その場回頭運動時の船体横力分布に関する一計算

抄録

The rotating motion of a ship with zero forward speed is one of the fundamental motions which appear in harbor maneuvers. In order to predict yaw moment on a ship hull with the rotating motion, it is necessary to clarify longitudinal distribution of lateral forces on the hull. This report presents the lateral force distribution calculated by using CFD method. As a turbulence model, the low Reynolds number cubic k-ε model is employed to provide anisotropic effect more accurately. In the model stated here, transport equations for k and ε are solved in the near-wall region. In unsteady-flow calculations, the function of the moving mesh is used for the rotating motion of the ship, in which mesh positions vary with time. Initial condition for unsteady-flow calculation is assumed to be the corresponding steady-state flow.
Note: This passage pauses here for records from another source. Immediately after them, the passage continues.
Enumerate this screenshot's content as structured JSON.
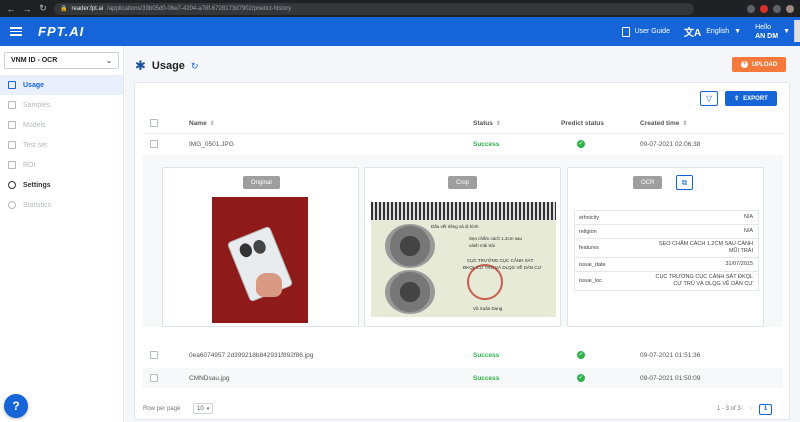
{
  "browser": {
    "url_host": "reader.fpt.ai",
    "url_path": "/applications/33b05d0-06e7-4204-a78f-6728173d7902/predict-history"
  },
  "header": {
    "logo": "FPT.AI",
    "user_guide": "User Guide",
    "language": "English",
    "greeting": "Hello",
    "username": "AN DM"
  },
  "sidebar": {
    "project": "VNM ID - OCR",
    "items": [
      {
        "label": "Usage",
        "state": "active"
      },
      {
        "label": "Samples",
        "state": "disabled"
      },
      {
        "label": "Models",
        "state": "disabled"
      },
      {
        "label": "Test set",
        "state": "disabled"
      },
      {
        "label": "ROI",
        "state": "disabled"
      },
      {
        "label": "Settings",
        "state": "normal"
      },
      {
        "label": "Statistics",
        "state": "disabled"
      }
    ],
    "help": "?"
  },
  "page": {
    "title": "Usage",
    "upload_label": "UPLOAD",
    "export_label": "EXPORT"
  },
  "table": {
    "columns": {
      "name": "Name",
      "status": "Status",
      "predict_status": "Predict status",
      "created_time": "Created time"
    },
    "rows": [
      {
        "name": "IMG_0501.JPG",
        "status": "Success",
        "created": "09-07-2021 02:06:38"
      },
      {
        "name": "0ea6074957 2d399218b842931f892f86.jpg",
        "status": "Success",
        "created": "09-07-2021 01:51:36"
      },
      {
        "name": "CMNDsau.jpg",
        "status": "Success",
        "created": "09-07-2021 01:50:09"
      }
    ]
  },
  "detail": {
    "original_label": "Original",
    "crop_label": "Crop",
    "ocr_label": "OCR",
    "crop_text": {
      "header": "Dấu vết riêng và dị hình",
      "line1": "Sẹo chấm cách 1.2cm sau",
      "line2": "cánh mũi trái",
      "line3": "CỤC TRƯỞNG CỤC CẢNH SÁT",
      "line4": "ĐKQL CƯ TRÚ VÀ DLQG VỀ DÂN CƯ",
      "signer": "Vũ Xuân Dung"
    },
    "ocr_fields": [
      {
        "key": "ethnicity",
        "value": "N/A"
      },
      {
        "key": "religion",
        "value": "N/A"
      },
      {
        "key": "features",
        "value": "SẸO CHẤM CÁCH 1.2CM SAU CÁNH MŨI TRÁI"
      },
      {
        "key": "issue_date",
        "value": "31/07/2015"
      },
      {
        "key": "issue_loc",
        "value": "CỤC TRƯỞNG CỤC CẢNH SÁT ĐKQL CƯ TRÚ VÀ DLQG VỀ DÂN CƯ"
      }
    ]
  },
  "footer": {
    "rows_per_page_label": "Row per page",
    "rows_per_page_value": "10",
    "range": "1 - 3 of 3",
    "page": "1"
  },
  "colors": {
    "primary": "#1565d8",
    "accent": "#f4793b",
    "success": "#2eb34a"
  }
}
Lateral force distribution obtained from the computation is compared with the experimental result presented previously. With a correction for effect of bilge edge radius, the computational results are in approximate agreement with the experimental results. In this report, furthermore, a comparison is made between the lateral force distribution and that estimated using the cross-flow model. And a correction factor is introduced to modify the estimated distribution. As a result, it is indicated that values of the correction factor based on the computation data almost agree with those obtained from the experimental ones.